2. Extop which takes the:
   * user dn
   * type of 2nd factor
   * validation data
   * dn of 2nd factor (optional)

This provides an audit trail of who is validating 2nd factors.

> > I'm thus not sure if we'll ever add more second factors to the
> > existing
> > simple bind mechanism.
> LDAP binds still need to test both factors if they are required ...

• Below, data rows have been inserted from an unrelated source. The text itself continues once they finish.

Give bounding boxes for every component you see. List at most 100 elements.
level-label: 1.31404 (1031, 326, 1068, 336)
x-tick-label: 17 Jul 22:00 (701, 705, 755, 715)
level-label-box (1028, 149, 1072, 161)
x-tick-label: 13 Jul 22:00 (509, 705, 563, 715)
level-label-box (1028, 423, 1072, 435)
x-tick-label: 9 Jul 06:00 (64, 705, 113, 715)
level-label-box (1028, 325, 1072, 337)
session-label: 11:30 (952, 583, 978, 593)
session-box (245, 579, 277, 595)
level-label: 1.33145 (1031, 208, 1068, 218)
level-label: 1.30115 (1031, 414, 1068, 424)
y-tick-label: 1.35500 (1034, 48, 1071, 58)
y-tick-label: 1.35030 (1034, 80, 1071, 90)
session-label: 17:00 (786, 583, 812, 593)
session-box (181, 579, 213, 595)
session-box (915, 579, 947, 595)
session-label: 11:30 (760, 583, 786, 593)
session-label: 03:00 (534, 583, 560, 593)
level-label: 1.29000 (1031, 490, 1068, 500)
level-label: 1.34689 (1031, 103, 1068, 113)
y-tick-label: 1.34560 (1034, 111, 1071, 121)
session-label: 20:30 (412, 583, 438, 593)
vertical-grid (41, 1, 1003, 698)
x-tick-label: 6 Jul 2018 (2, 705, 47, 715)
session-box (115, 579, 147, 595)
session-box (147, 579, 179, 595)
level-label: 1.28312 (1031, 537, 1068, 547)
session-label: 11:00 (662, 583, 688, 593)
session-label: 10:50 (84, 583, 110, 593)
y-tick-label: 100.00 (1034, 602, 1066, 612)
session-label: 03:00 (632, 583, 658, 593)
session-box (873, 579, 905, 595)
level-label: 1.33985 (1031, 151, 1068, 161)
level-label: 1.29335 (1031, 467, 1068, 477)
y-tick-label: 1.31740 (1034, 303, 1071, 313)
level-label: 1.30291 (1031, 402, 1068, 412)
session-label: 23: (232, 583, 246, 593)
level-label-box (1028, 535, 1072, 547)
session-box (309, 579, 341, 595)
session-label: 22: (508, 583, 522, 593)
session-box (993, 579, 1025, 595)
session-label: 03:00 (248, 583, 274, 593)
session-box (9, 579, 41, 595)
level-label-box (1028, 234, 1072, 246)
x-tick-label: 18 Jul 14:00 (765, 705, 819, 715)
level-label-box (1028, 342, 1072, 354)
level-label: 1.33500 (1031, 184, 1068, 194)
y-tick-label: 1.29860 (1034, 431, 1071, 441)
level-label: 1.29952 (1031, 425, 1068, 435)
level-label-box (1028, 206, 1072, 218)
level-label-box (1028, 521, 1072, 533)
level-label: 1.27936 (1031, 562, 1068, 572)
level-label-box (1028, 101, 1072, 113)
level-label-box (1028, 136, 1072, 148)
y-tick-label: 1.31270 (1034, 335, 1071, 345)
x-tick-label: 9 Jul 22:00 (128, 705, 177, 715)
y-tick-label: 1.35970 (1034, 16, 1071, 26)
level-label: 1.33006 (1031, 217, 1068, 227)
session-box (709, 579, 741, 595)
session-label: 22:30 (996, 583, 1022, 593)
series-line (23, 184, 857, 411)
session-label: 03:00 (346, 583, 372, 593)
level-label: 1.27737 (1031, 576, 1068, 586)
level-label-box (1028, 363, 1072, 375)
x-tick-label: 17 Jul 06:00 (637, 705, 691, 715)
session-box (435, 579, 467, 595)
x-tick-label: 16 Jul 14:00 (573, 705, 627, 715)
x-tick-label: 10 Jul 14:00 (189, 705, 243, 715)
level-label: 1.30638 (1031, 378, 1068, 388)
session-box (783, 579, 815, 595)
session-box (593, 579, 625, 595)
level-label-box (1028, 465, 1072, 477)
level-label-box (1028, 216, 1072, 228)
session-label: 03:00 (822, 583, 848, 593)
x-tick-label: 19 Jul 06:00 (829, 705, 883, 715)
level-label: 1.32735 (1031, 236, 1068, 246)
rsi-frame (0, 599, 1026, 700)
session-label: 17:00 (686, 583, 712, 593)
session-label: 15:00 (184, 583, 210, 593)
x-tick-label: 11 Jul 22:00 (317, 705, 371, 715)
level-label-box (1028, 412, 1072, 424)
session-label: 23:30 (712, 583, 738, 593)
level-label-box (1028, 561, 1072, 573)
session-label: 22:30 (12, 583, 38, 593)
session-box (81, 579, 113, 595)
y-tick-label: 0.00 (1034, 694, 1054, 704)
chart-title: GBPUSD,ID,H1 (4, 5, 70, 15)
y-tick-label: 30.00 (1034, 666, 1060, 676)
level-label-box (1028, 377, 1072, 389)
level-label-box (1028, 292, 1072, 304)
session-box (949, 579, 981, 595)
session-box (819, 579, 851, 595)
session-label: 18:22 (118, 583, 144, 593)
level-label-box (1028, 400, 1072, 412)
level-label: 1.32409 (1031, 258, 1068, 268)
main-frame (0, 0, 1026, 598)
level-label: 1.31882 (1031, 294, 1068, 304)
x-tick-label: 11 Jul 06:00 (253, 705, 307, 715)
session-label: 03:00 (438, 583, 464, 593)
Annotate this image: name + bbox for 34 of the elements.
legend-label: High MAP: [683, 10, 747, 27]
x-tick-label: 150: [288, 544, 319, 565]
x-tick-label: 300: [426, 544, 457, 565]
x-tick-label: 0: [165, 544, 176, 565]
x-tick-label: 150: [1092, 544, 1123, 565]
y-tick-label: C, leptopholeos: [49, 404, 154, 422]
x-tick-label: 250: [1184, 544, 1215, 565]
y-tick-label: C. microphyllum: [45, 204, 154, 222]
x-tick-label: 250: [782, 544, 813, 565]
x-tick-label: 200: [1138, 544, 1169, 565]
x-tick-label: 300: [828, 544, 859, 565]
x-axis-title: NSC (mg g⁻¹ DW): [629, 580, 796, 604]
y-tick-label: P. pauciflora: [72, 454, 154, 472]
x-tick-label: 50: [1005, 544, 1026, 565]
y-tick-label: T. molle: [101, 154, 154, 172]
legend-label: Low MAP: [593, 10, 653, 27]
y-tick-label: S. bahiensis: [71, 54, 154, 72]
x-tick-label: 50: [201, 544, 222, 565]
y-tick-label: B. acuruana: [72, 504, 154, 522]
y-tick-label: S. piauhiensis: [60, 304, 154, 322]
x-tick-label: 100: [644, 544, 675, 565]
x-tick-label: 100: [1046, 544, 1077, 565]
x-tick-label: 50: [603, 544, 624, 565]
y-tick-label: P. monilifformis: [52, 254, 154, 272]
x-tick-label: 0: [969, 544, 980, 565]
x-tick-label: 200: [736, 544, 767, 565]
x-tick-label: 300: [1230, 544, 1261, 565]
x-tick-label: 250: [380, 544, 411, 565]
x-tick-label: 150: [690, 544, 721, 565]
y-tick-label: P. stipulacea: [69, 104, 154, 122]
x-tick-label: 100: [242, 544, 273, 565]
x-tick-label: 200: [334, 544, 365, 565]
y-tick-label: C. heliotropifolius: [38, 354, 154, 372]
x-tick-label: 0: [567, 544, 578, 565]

We would grandfather OTP. But all new 2FA would require GSSAPI (using
AIs) to use LDAP.

> > > - Even if ipa-otpd will not grow such a feature, I see this
> > > control
> > > could be useful for pure LDAP auth clients, so perhaps a
> > > different
> > > kind
> > > of client may want to set this control ? Perhaps one day we can
> > > have
> > > a
> > > way to do GSSAPI auth and check that the AI on the ldap ticket
> > > was a
> > > 2FA
> > > and then DS will refuse login if the otp AI was missing on the
> > > ticket
> > > it
> > > received and the control requires it ? (could be used for the IPA
> > > UI
> > > connection to LDAP maybe ?)
> > That seems to me like a decision LDAP can make internally. No?
> Not if the user has optional 2FA and you want to enforce the second
> factor only for certain operations from the framework (like say
> changing
> passwords or other more privileged operations).

Why can't we just use GSSAPI with AIs?